Tutkularının esiri bir erkek, tutkularını minimize eden bir başka erkek ve onların aşk kavramıyla olan kavgaları; bu iki erkeğin üvey kardeş olmaları ve annelerinin de aslında bir "kaybeden" olması, seks'e sofistike bir bakış atan filmin bendeki özetidir.. Freudyen açıklamalarım yok, bu sadece bireysel bir fikir yürütmedir.

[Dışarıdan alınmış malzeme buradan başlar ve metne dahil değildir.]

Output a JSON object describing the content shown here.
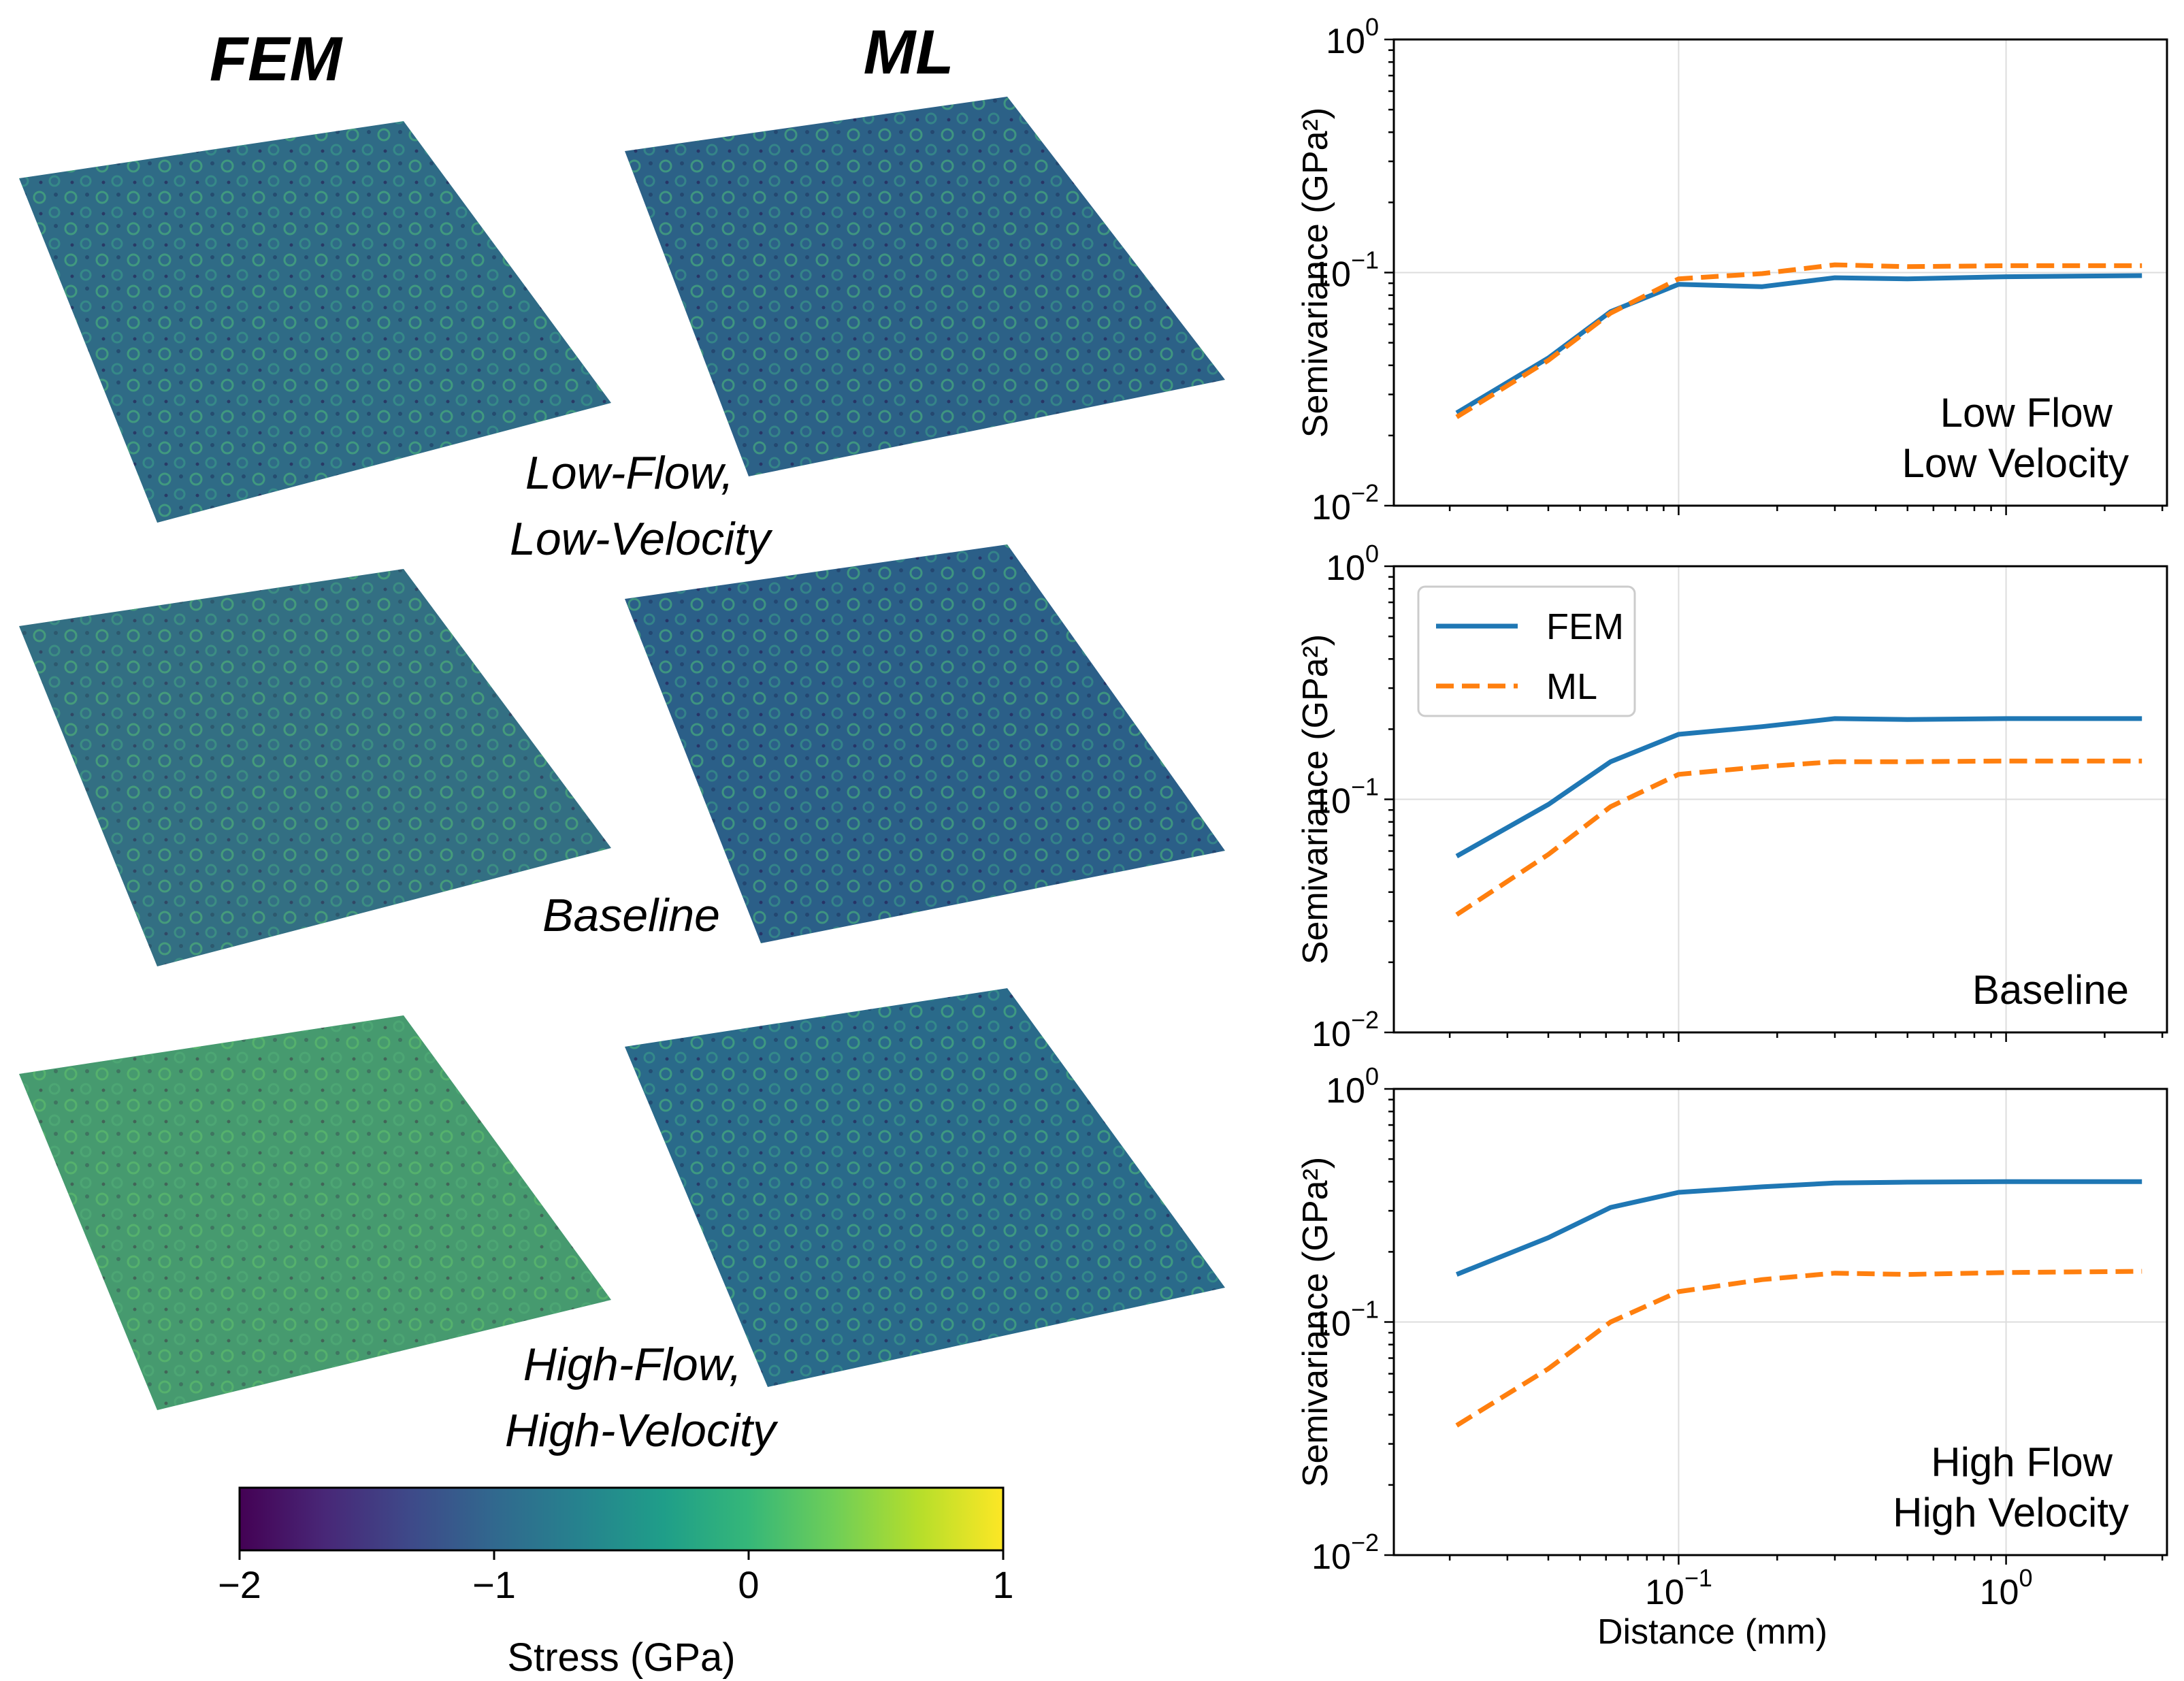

2006 yapımı filmin oyuncu kadrosu bu sıradışılığın görsele yansıtılmasını gerçekçi kılacak ölçüde iyi: Moritz Bleibtreu, Run Lola Run ve Im Juli'dekinden farklı değil yine. Franka Potente ise çıldırtıcı güzelliği ile onun hakkında sinematografik bir eleştiri yapamıyor oluşumun nedeninini sunuyor beklendiği üzre. Eksper değilim, haddimi bilirim, neyse..
***
İnsan ırkından daha güçlü olan iki şey olabilir bence: Grip virüsü ve sevgisizlik.
113 dk boyunca gördüğünüz tüm o hırpanilik, tabu-tanımazlık, kopukluk da bu yüzden; bizi ilgilendiren o abstre lanet yüzünden: Sevgi yoksunluğu.
***
Çocuğuna uyku ilacı verebilen, öğrencisine penisini gösterebilen biri olarak Bruno, tüm bu karmaşanın merkezinde sevgisizlik olduğunun farkında mıydı değil miydi emin değilim ama;
biyolog kardeş Michael en azından daha munis, daha zararı kendine bir tip ve skandal bir hayatı olduğundan, heyecansız, hareketsiz, herkes gibi..
**
Tanıtmak şöyle dursun; mümkünse tek başınıza izleyin bu filmi. Başrol oyuncusuna En İyi Erkek Oyuncu Ödülü'nü getirdiğini bilerek.. Afiyetle.